Un elemento centrale chiarito dalla risposta riguarda lo status delle persone coinvolte. La Provincia precisa infatti che le famiglie destinate all’accoglienza nei Comuni hanno già concluso positivamente l’iter per il riconoscimento della protezione internazionale. Si tratta quindi di rifugiati riconosciuti, persone con protezione sussidiaria o, in alcuni casi, con protezione speciale, forma che consente la permanenza in Italia per ulteriori due anni quando un’espulsione contrasterebbe con obblighi costituzionali o internazionali.

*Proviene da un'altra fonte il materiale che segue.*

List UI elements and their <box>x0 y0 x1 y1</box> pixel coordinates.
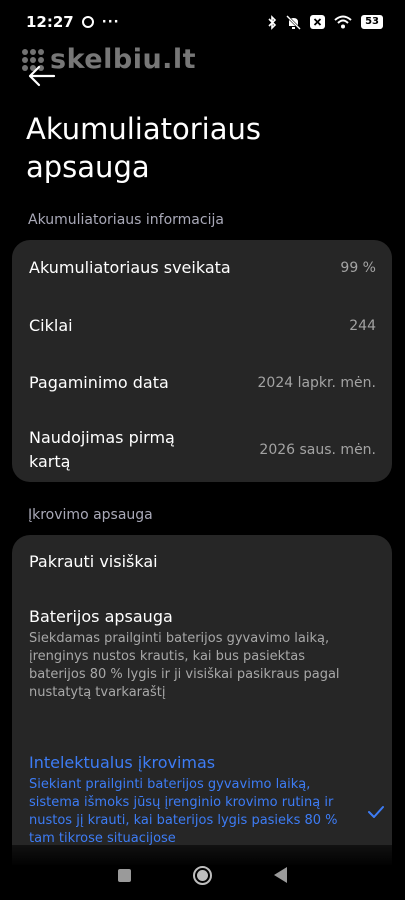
status-left: 12:27 ··· <box>26 13 120 31</box>
watermark-text: skelbiu.lt <box>50 44 197 75</box>
status-right: 53 <box>267 14 383 30</box>
row-value: 2024 lapkr. mėn. <box>257 374 377 391</box>
row-first-use: Naudojimas pirmą kartą 2026 saus. mėn. <box>29 426 376 474</box>
back-arrow-icon[interactable] <box>26 62 58 90</box>
battery-info-card: Akumuliatoriaus sveikata 99 % Ciklai 244… <box>12 240 392 482</box>
row-manufacture-date: Pagaminimo data 2024 lapkr. mėn. <box>29 373 376 392</box>
row-value: 2026 saus. mėn. <box>259 442 376 458</box>
section-label-charging-protection: Įkrovimo apsauga <box>28 507 153 523</box>
clock: 12:27 <box>26 13 74 31</box>
row-label: Ciklai <box>29 316 73 335</box>
mute-icon <box>286 14 301 30</box>
ring-icon <box>81 16 94 28</box>
charging-protection-card: Pakrauti visiškai Baterijos apsauga Siek… <box>12 535 392 865</box>
option-description: Siekiant prailginti baterijos gyvavimo l… <box>29 777 338 846</box>
row-label: Pagaminimo data <box>29 373 169 392</box>
battery-icon: 53 <box>361 15 383 29</box>
row-cycles: Ciklai 244 <box>29 316 376 335</box>
row-label: Naudojimas pirmą kartą <box>29 428 175 471</box>
section-label-battery-info: Akumuliatoriaus informacija <box>28 212 224 228</box>
bluetooth-icon <box>268 14 277 30</box>
option-title: Pakrauti visiškai <box>29 552 158 571</box>
row-label: Akumuliatoriaus sveikata <box>29 258 231 277</box>
close-box-icon <box>310 15 326 29</box>
navigation-bar <box>0 855 405 895</box>
option-smart-charging[interactable]: Intelektualus įkrovimas Siekiant prailgi… <box>29 753 376 848</box>
row-battery-health: Akumuliatoriaus sveikata 99 % <box>29 258 376 277</box>
row-value: 244 <box>349 317 376 334</box>
option-description: Siekdamas prailginti baterijos gyvavimo … <box>29 631 340 700</box>
recents-icon[interactable] <box>118 868 131 882</box>
option-battery-protection[interactable]: Baterijos apsauga Siekdamas prailginti b… <box>29 607 376 702</box>
back-icon[interactable] <box>274 867 287 883</box>
option-charge-fully[interactable]: Pakrauti visiškai <box>29 552 376 575</box>
page-title: Akumuliatoriaus apsauga <box>26 112 261 184</box>
wifi-icon <box>334 15 352 29</box>
home-icon[interactable] <box>193 865 212 885</box>
row-value: 99 % <box>340 259 376 276</box>
checkmark-icon <box>368 806 384 818</box>
more-dots: ··· <box>101 14 120 30</box>
option-title: Intelektualus įkrovimas <box>29 753 216 772</box>
option-title: Baterijos apsauga <box>29 607 173 626</box>
status-bar: 12:27 ··· 53 <box>0 0 405 44</box>
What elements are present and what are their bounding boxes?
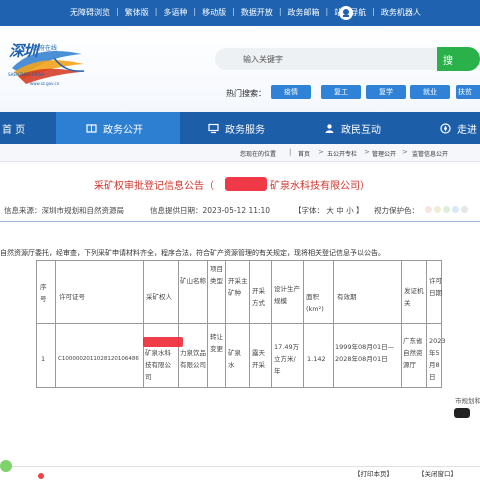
header-mine-name: 矿山名称 bbox=[180, 277, 206, 285]
traditional-link[interactable]: 繁体版 bbox=[125, 7, 149, 18]
cell-project-type: 转让变更 bbox=[210, 333, 223, 353]
print-button[interactable]: 【打印本页】 bbox=[354, 468, 393, 478]
divider bbox=[0, 221, 480, 222]
top-utility-bar: 无障碍浏览 | 繁体版 | 多语种 | 移动版 | 数据开放 | 政务邮箱 | … bbox=[0, 0, 480, 26]
search-input[interactable] bbox=[243, 52, 423, 66]
cell-license-no: C1000002011028120106486 bbox=[58, 356, 139, 362]
header-area: 面积(km²) bbox=[306, 293, 324, 313]
nav-interaction[interactable]: 政民互动 bbox=[324, 112, 424, 144]
color-swatch-green[interactable] bbox=[443, 206, 450, 213]
article-title-company: 矿泉水科技有限公司） bbox=[270, 181, 370, 192]
license-table: 序号 许可证号 采矿权人 矿山名称 项目类型 开采主矿种 开采方式 设计生产规模… bbox=[36, 260, 446, 388]
nav-label: 首 页 bbox=[2, 124, 26, 136]
dark-mark bbox=[454, 408, 470, 418]
cell-license-date: 2023年5月8日 bbox=[429, 337, 446, 381]
robot-icon[interactable] bbox=[339, 6, 353, 20]
monitor-icon bbox=[208, 123, 219, 134]
utility-links: 无障碍浏览 | 繁体版 | 多语种 | 移动版 | 数据开放 | 政务邮箱 | … bbox=[70, 7, 421, 18]
nav-label: 政民互动 bbox=[341, 124, 381, 136]
color-swatch-gray[interactable] bbox=[461, 206, 468, 213]
accessible-link[interactable]: 无障碍浏览 bbox=[70, 7, 110, 18]
nav-label: 走进 bbox=[457, 124, 477, 136]
hot-tag-epidemic[interactable]: 疫情 bbox=[271, 85, 311, 99]
breadcrumb-management[interactable]: 管理公开 bbox=[372, 149, 396, 158]
cell-issuer: 广东省自然资源厅 bbox=[403, 337, 423, 369]
search-button[interactable]: 搜 bbox=[437, 47, 480, 71]
header-license-date: 许可日期 bbox=[429, 277, 442, 297]
search-box bbox=[215, 48, 437, 70]
header-project-type: 项目类型 bbox=[210, 265, 223, 285]
book-icon bbox=[86, 123, 97, 134]
redaction-mark bbox=[225, 177, 267, 191]
breadcrumb-five-public[interactable]: 五公开专栏 bbox=[327, 149, 357, 158]
header-capacity: 设计生产规模 bbox=[274, 285, 300, 305]
color-swatch-blue[interactable] bbox=[452, 206, 459, 213]
bottom-bar bbox=[0, 466, 480, 480]
hot-tag-resume-school[interactable]: 复学 bbox=[366, 85, 406, 99]
close-window-button[interactable]: 【关闭窗口】 bbox=[418, 468, 457, 478]
color-swatch-pink[interactable] bbox=[425, 206, 432, 213]
breadcrumb-position-label: 您现在的位置 bbox=[240, 151, 277, 158]
nav-about[interactable]: 走进 bbox=[440, 112, 480, 144]
cell-validity: 1999年08月01日—2028年08月01日 bbox=[335, 343, 395, 363]
cell-method: 露天开采 bbox=[252, 349, 265, 369]
nav-gov-service[interactable]: 政务服务 bbox=[208, 112, 308, 144]
header-holder: 采矿权人 bbox=[146, 293, 172, 301]
article-title: 采矿权审批登记信息公告（ bbox=[94, 181, 214, 192]
intro-paragraph: 自然资源厅委托，经审查，下列采矿申请材料齐全，程序合法，符合矿产资源管理的有关规… bbox=[0, 249, 385, 257]
font-size-control[interactable]: 【字体： 大 中 小 】 bbox=[294, 205, 364, 216]
redaction-mark bbox=[143, 337, 183, 347]
person-icon bbox=[324, 123, 335, 134]
hot-search-label: 热门搜索： bbox=[226, 89, 266, 98]
header-issuer: 发证机关 bbox=[404, 287, 424, 307]
status-dot-red bbox=[38, 473, 44, 479]
cell-mineral: 矿泉水 bbox=[228, 349, 241, 369]
cell-area: 1.142 bbox=[307, 355, 326, 363]
cell-index: 1 bbox=[41, 355, 46, 363]
hot-tag-resume-work[interactable]: 复工 bbox=[321, 85, 361, 99]
nav-label: 政务公开 bbox=[103, 124, 143, 136]
main-nav: 首 页 政务公开 政务服务 政民互动 走进 bbox=[0, 112, 480, 144]
breadcrumb-home[interactable]: 首页 bbox=[298, 149, 310, 158]
status-dot-green bbox=[0, 460, 12, 472]
cell-mine-name: 力泉饮品有限公司 bbox=[180, 349, 206, 369]
breadcrumb-supervision[interactable]: 监管信息公开 bbox=[412, 149, 448, 158]
hot-tag-poverty[interactable]: 扶贫 bbox=[456, 85, 480, 99]
multilingual-link[interactable]: 多语种 bbox=[163, 7, 187, 18]
breadcrumb: 您现在的位置 | 首页 > 五公开专栏 > 管理公开 > 监管信息公开 bbox=[0, 144, 480, 162]
browser-page: 无障碍浏览 | 繁体版 | 多语种 | 移动版 | 数据开放 | 政务邮箱 | … bbox=[0, 0, 480, 480]
logo-english: SHENZHEN CHINA bbox=[8, 72, 45, 77]
info-source: 信息来源：深圳市规划和自然资源局 bbox=[4, 206, 124, 215]
site-logo[interactable]: 深圳 政府在线 SHENZHEN CHINA www.sz.gov.cn bbox=[4, 38, 90, 88]
compass-icon bbox=[440, 122, 451, 134]
color-swatch-yellow[interactable] bbox=[434, 206, 441, 213]
source-note: 市规划和 bbox=[455, 397, 480, 405]
open-data-link[interactable]: 数据开放 bbox=[241, 7, 273, 18]
nav-label: 政务服务 bbox=[225, 124, 265, 136]
mobile-link[interactable]: 移动版 bbox=[202, 7, 226, 18]
nav-home[interactable]: 首 页 bbox=[0, 112, 52, 144]
cell-holder: 矿泉水科技有限公司 bbox=[145, 349, 171, 381]
logo-subtitle: 政府在线 bbox=[33, 45, 58, 52]
nav-gov-affairs[interactable]: 政务公开 bbox=[56, 112, 180, 144]
info-date: 信息提供日期：2023-05-12 11:10 bbox=[150, 206, 271, 215]
header-main-mineral: 开采主矿种 bbox=[228, 277, 248, 297]
hot-tag-employment[interactable]: 就业 bbox=[410, 85, 450, 99]
gov-mail-link[interactable]: 政务邮箱 bbox=[288, 7, 320, 18]
site-header: 深圳 政府在线 SHENZHEN CHINA www.sz.gov.cn 搜 热… bbox=[0, 26, 480, 112]
header-method: 开采方式 bbox=[252, 287, 265, 307]
article-meta: 信息来源：深圳市规划和自然资源局 信息提供日期：2023-05-12 11:10… bbox=[4, 205, 480, 217]
gov-robot-link[interactable]: 政务机器人 bbox=[381, 7, 421, 18]
cell-capacity: 17.49万立方米/年 bbox=[274, 343, 300, 375]
header-license-no: 许可证号 bbox=[59, 293, 85, 301]
logo-url: www.sz.gov.cn bbox=[30, 81, 60, 86]
header-validity: 有效期 bbox=[337, 293, 357, 301]
header-index: 序号 bbox=[40, 283, 47, 303]
vision-protection-label: 视力保护色： bbox=[374, 206, 419, 215]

Per quanto riguarda l’accoglienza, le abitazioni dovranno essere dotate di attrezzature essenziali, cucina e arredi, e risultare adatte a un utilizzo stabile da parte di una famiglia. La Provincia apre anche alla possibilità che privati mettano a disposizione immobili, con condizioni che saranno stabilite dai singoli Comuni. Se un Comune non fosse in grado di garantire alloggi, è prevista la collaborazione tra più amministrazioni all’interno della stessa comunità comprensoriale, purché venga raggiunto il numero complessivo richiesto.
La permanenza prevista è di due anni, con compartecipazione economica delle famiglie e possibilità di proroga in caso di percorso di integrazione positivo. In caso di rifiuto immotivato del trasferimento, invece, decadrebbe il diritto al sostegno e le persone uscirebbero dal progetto.